Something my dad always said that I never understood was that he’d prefer to make a donation and remain anonymous. I couldn’t fathom not wanting the recognition! Why? I’m not an attention, whore. No, I’m an attention Madame. It’s my brothel, damnit!
But I just read something that might clarify it for me. I don’t mean that I suddenly converted to altruism. I don’t buy that in the slightest. From what I can tell, people who do good works are still operating a brain machine that rewards their behavior–they do what they do because it makes them feel how they want to feel because they are being who they want to be. I think that’s still selfish internally, even through the result seems selfless.
Here is the concept I encountered in “Take The Stairs”: Private victories fuel the tank. They reinforce the image of yourself that feels right. External approbation is nice, but it’s just not the same as the genuine feeling of well-being that accompanies doing what you feel is right, making you feel proud of yourself, rather than enticing others to express pride in you. And by not making the effort to win the private victories, you condemn yourself to private failures.

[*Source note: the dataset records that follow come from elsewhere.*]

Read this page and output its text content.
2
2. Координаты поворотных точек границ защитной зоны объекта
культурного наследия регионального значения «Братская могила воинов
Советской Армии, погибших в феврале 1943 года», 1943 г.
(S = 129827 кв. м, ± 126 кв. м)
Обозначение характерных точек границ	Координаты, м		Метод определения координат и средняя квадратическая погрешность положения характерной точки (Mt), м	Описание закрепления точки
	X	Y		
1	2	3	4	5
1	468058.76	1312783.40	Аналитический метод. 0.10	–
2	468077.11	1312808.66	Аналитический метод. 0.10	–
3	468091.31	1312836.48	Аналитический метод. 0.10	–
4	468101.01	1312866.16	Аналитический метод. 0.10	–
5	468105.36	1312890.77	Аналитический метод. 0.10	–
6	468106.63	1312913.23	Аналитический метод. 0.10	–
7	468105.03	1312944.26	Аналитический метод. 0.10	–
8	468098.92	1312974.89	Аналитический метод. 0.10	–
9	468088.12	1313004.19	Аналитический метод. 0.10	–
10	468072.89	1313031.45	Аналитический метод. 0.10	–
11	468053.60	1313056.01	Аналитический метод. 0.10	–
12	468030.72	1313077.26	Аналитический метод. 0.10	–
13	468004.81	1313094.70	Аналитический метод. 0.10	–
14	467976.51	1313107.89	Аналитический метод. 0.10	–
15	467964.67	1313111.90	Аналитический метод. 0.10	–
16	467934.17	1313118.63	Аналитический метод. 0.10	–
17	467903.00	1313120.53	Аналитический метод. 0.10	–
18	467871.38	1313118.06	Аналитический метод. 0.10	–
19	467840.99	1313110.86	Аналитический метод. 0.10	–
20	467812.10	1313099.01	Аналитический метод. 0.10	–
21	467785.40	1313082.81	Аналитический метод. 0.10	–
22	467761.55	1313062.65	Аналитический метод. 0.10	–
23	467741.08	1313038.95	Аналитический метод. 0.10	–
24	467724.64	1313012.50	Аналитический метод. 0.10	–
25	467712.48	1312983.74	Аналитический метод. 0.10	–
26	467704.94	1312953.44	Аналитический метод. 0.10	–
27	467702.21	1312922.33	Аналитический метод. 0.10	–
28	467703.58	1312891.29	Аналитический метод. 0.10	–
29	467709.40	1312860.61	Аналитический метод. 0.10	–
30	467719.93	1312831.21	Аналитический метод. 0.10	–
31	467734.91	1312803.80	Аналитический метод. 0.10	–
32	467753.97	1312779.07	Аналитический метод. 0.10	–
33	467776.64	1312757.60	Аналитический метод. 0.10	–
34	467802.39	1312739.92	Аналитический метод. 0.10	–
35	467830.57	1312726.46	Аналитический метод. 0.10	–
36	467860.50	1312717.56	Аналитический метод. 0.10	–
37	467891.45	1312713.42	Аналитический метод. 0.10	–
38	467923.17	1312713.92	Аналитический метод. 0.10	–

“When you do right, you feel right. When you feel right, you think clearly. When you do wrong, you feel wrong. When you feel wrong, you think cloudy. And once you have clouds of shame, anxiety, and/or fear, your environment becomes fertile ground for an unethical lifestyle, which will produce more of the same. It is the small private failures during seemingly insignificant opportunities that lead to the surprising destruction of most people. Likewise, it is the small private victories that ultimately add up to their greatness.”